Les Kalbelias utilisent aussi le venin de Cobra en médecine ayurvédique, afin de prévenir les problèmes de vue, en s’appliquant de la poudre de venin séché sur les yeux. La pratique est surprenante à première vue, mais le serpent qui s’enroule sur la coupe d’Hygie et le bâton d’Asclépios, symboles respectifs de l’ordre des pharmaciens et de celui des médecins, nous rappelle que le remède est parfois dans le poison: le terme grec phármakon porte d’ailleurs en lui ces deux potentialités.
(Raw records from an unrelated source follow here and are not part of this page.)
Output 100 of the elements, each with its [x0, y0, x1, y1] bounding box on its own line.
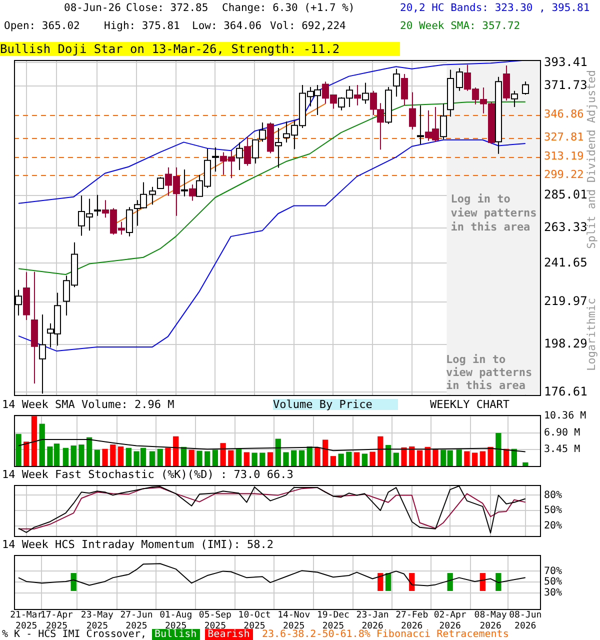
bar: [252, 452, 258, 466]
x-tick-label: 08-Jun 2026: [509, 610, 542, 632]
bar: [362, 454, 368, 466]
chart-title: 14 Week HCS Intraday Momentum (IMI): 58.2: [2, 538, 274, 551]
y-axis-title: Split and Dividend Adjusted: [585, 70, 598, 249]
text: Logarithmic: [585, 298, 598, 371]
bar: [196, 450, 202, 466]
bar: [401, 447, 407, 466]
y-tick-label: 20%: [544, 520, 562, 532]
bar: [188, 450, 194, 466]
bar: [338, 454, 344, 466]
bar: [78, 444, 84, 466]
bar: [173, 436, 179, 466]
bar: [488, 446, 494, 466]
y-tick-label: 371.73: [544, 78, 588, 92]
text: Change: 6.30 (+1.7 %): [222, 2, 355, 14]
legend-title: % K - HCS IMI Crossover,: [2, 629, 146, 640]
bar: [393, 452, 399, 466]
text: WEEKLY CHART: [430, 398, 510, 411]
bar: [306, 446, 312, 466]
band-label: Log in to view patterns in this area: [450, 192, 537, 234]
bar: [149, 451, 156, 466]
bar: [330, 456, 336, 466]
bar: [472, 452, 478, 466]
bar: [204, 451, 210, 466]
bar: [126, 448, 132, 466]
bar: [314, 447, 320, 466]
chart-title: 08-Jun-26: [64, 2, 121, 14]
ref-line-label: 313.19: [544, 149, 584, 162]
bar: [180, 446, 187, 466]
bar: [62, 448, 69, 466]
y-tick-label: 241.65: [544, 255, 588, 270]
y-tick-label: 3.45 M: [544, 444, 580, 455]
bar: [24, 442, 30, 466]
bar: [236, 448, 242, 466]
bar: [522, 462, 528, 466]
bar: [94, 450, 100, 466]
bar: [244, 452, 250, 466]
y-tick-label: 10.36 M: [544, 410, 586, 422]
bar: [322, 440, 328, 466]
bar: [157, 448, 163, 466]
bar: [424, 446, 430, 466]
y-tick-label: 6.90 M: [544, 427, 580, 438]
bar: [385, 444, 392, 466]
text: Open: 365.02: [4, 20, 80, 32]
chart-title: 14 Week Fast Stochastic (%K)(%D) : 73.0 66.3: [2, 468, 294, 481]
bar: [416, 450, 423, 466]
bar: [291, 450, 297, 466]
x-tick-label: 27-Jun 2025: [120, 610, 153, 632]
y-tick-label: 80%: [544, 490, 562, 501]
bar: [346, 452, 352, 466]
bar: [432, 449, 438, 466]
y-tick-label: 198.29: [544, 336, 588, 351]
bar: [110, 444, 116, 466]
bar: [464, 451, 470, 466]
y-tick-label: 285.01: [544, 187, 588, 202]
text: Low: 364.06: [192, 20, 262, 32]
bar: [16, 434, 22, 466]
chart-title: 14 Week SMA Volume: 2.96 M: [2, 398, 174, 411]
y-tick-label: 176.61: [544, 384, 588, 398]
annotation: Log in to view patterns in this area: [446, 353, 534, 392]
y-tick-label: 263.33: [544, 220, 588, 234]
bar: [496, 432, 502, 466]
bar: [275, 438, 281, 466]
bar: [409, 446, 415, 466]
bar: [354, 452, 360, 466]
bar: [298, 450, 305, 466]
text: 20 Week SMA: 357.72: [400, 20, 522, 32]
text: Volume By Price: [273, 398, 398, 411]
y-tick-label: 219.97: [544, 294, 588, 308]
bar: [267, 452, 274, 466]
y-tick-label: 30%: [544, 587, 562, 598]
y-tick-label: 393.41: [544, 54, 588, 69]
bar: [118, 446, 124, 466]
bar: [260, 452, 266, 466]
ref-line-label: 327.81: [544, 130, 584, 144]
bar: [70, 445, 76, 466]
ref-line-label: 299.22: [544, 168, 584, 182]
bar: [220, 443, 226, 466]
bar: [370, 452, 376, 466]
y-tick-label: 70%: [544, 566, 562, 577]
text: Close: 372.85: [126, 2, 208, 14]
bar: [228, 450, 234, 466]
bar: [378, 436, 384, 466]
bar: [86, 437, 92, 466]
bar: [480, 451, 486, 466]
bar: [212, 450, 218, 466]
bar: [511, 448, 517, 466]
y-tick-label: 50%: [544, 576, 562, 588]
bar: [456, 449, 462, 466]
text: High: 375.81: [104, 20, 180, 32]
bar: [102, 448, 108, 466]
text: Vol: 692,224: [270, 20, 346, 32]
bar: [503, 448, 510, 466]
ref-line-label: 346.86: [544, 107, 584, 120]
bar: [31, 416, 38, 466]
bar: [283, 452, 289, 466]
chart-subtitle: Bullish Doji Star on 13-Mar-26, Strength: -11.2: [0, 42, 400, 56]
bar: [165, 448, 171, 466]
text: 20,2 HC Bands: 323.30 , 395.81: [400, 2, 590, 14]
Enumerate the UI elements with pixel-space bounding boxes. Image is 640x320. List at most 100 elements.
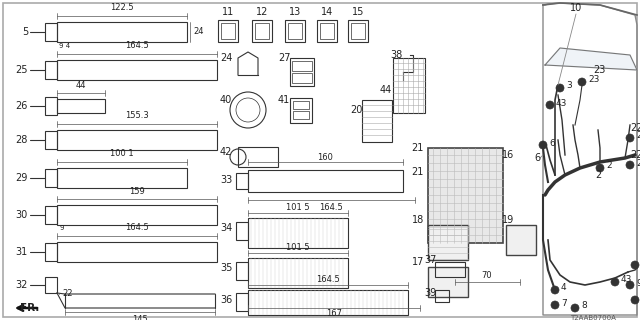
Text: 164.5: 164.5 <box>316 275 340 284</box>
Bar <box>293 101 309 109</box>
Text: 100 1: 100 1 <box>110 149 134 158</box>
Text: 5: 5 <box>22 27 28 37</box>
Text: 8: 8 <box>581 301 587 310</box>
Text: 145: 145 <box>132 316 148 320</box>
Bar <box>248 290 408 315</box>
Bar <box>288 23 302 39</box>
Circle shape <box>551 286 559 294</box>
Text: 164.5: 164.5 <box>125 223 149 233</box>
Text: 6: 6 <box>549 139 555 148</box>
Text: 22: 22 <box>630 123 640 133</box>
Text: 24: 24 <box>193 28 204 36</box>
Bar <box>45 277 57 293</box>
Text: 164.5: 164.5 <box>125 42 149 51</box>
Text: 18: 18 <box>412 215 424 225</box>
Circle shape <box>631 261 639 269</box>
Bar <box>428 267 468 297</box>
Text: 15: 15 <box>352 7 364 17</box>
Bar <box>218 20 238 42</box>
Text: 4: 4 <box>561 284 566 292</box>
Bar <box>57 168 187 188</box>
Text: 29: 29 <box>15 173 28 183</box>
Text: 22: 22 <box>636 132 640 140</box>
Text: 22: 22 <box>636 158 640 167</box>
Circle shape <box>571 304 579 312</box>
Polygon shape <box>543 3 637 315</box>
Bar <box>57 60 217 80</box>
Bar <box>351 23 365 39</box>
Bar <box>248 170 403 192</box>
Circle shape <box>546 101 554 109</box>
Bar <box>290 58 314 86</box>
Text: 9 4: 9 4 <box>59 43 70 49</box>
Bar <box>221 23 235 39</box>
Bar <box>255 23 269 39</box>
Text: 44: 44 <box>76 81 86 90</box>
Text: 101 5: 101 5 <box>286 203 310 212</box>
Text: 159: 159 <box>129 187 145 196</box>
Text: 2: 2 <box>606 162 612 171</box>
Text: 35: 35 <box>220 263 232 273</box>
Circle shape <box>631 296 639 304</box>
Bar <box>45 61 57 79</box>
Bar <box>428 225 468 260</box>
Text: 3: 3 <box>566 82 572 91</box>
Bar <box>293 111 309 119</box>
Bar <box>317 20 337 42</box>
Text: 36: 36 <box>220 295 232 305</box>
Bar <box>45 23 57 41</box>
Text: 17: 17 <box>412 257 424 267</box>
Text: 44: 44 <box>380 85 392 95</box>
Text: 37: 37 <box>424 255 436 265</box>
Text: 43: 43 <box>621 276 632 284</box>
Text: 167: 167 <box>326 309 342 318</box>
Text: 6: 6 <box>534 153 540 163</box>
Circle shape <box>551 301 559 309</box>
Text: 41: 41 <box>278 95 291 105</box>
Text: 43: 43 <box>556 99 568 108</box>
Bar <box>292 61 312 71</box>
Bar <box>236 222 248 240</box>
Text: 13: 13 <box>289 7 301 17</box>
Bar <box>45 243 57 261</box>
Text: 155.3: 155.3 <box>125 111 149 121</box>
Text: 21: 21 <box>412 143 424 153</box>
Circle shape <box>556 84 564 92</box>
Text: 24: 24 <box>220 53 232 63</box>
Text: 21: 21 <box>412 167 424 177</box>
Text: 22: 22 <box>630 150 640 160</box>
Bar <box>292 73 312 83</box>
Text: 16: 16 <box>502 150 515 160</box>
Bar <box>57 205 217 225</box>
Circle shape <box>626 161 634 169</box>
Text: 34: 34 <box>220 223 232 233</box>
Bar <box>362 100 392 142</box>
Text: 10: 10 <box>570 3 582 13</box>
Bar <box>236 262 248 280</box>
Bar <box>428 148 503 243</box>
Text: 11: 11 <box>222 7 234 17</box>
Bar <box>45 206 57 224</box>
Bar <box>57 242 217 262</box>
Bar <box>348 20 368 42</box>
Bar <box>45 169 57 187</box>
Circle shape <box>596 164 604 172</box>
Text: 19: 19 <box>502 215 515 225</box>
Circle shape <box>626 281 634 289</box>
Circle shape <box>539 141 547 149</box>
Text: 26: 26 <box>15 101 28 111</box>
Bar <box>248 258 348 288</box>
Bar <box>45 131 57 149</box>
Text: 38: 38 <box>390 50 403 60</box>
Text: 39: 39 <box>424 288 436 298</box>
Text: 30: 30 <box>16 210 28 220</box>
Text: 7: 7 <box>561 299 567 308</box>
Text: 23: 23 <box>593 65 605 75</box>
Text: 14: 14 <box>321 7 333 17</box>
Text: 20: 20 <box>350 105 362 115</box>
Text: 28: 28 <box>15 135 28 145</box>
Text: 122.5: 122.5 <box>110 4 134 12</box>
Bar <box>238 147 278 167</box>
Bar <box>45 97 57 115</box>
Bar <box>393 58 425 113</box>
Faut-il voir dans tout cela un héritage des Kalbelias dans la musique de The Prodigy? Leur précédant album contenait précisément un “Poison“, dont les paroles répétaient ad-libitum :
I got the poison / I got the remedy
I got the pulsating rhythmical remedy
À bien y regarder, The Prodigy ne faisait peut-être pas autre chose que prévenir nos problèmes de vue, en nous crachant le venin de la société en pleine face. En 2019, la police britannique retrouve Keith Flint drogué et pendu dans son garage, qui avait peut-être oublié que les poisons/remèdes sont à consommer avec modération. Que le rusé reptile nous incite à croquer le fruit défendu ou qu’il s’immisce dans tous nos phármaka, son pouvoir hypnotique n’a pas fini de nous méduser; les charmeurs de serpents ont encore de beaux jours devant eux.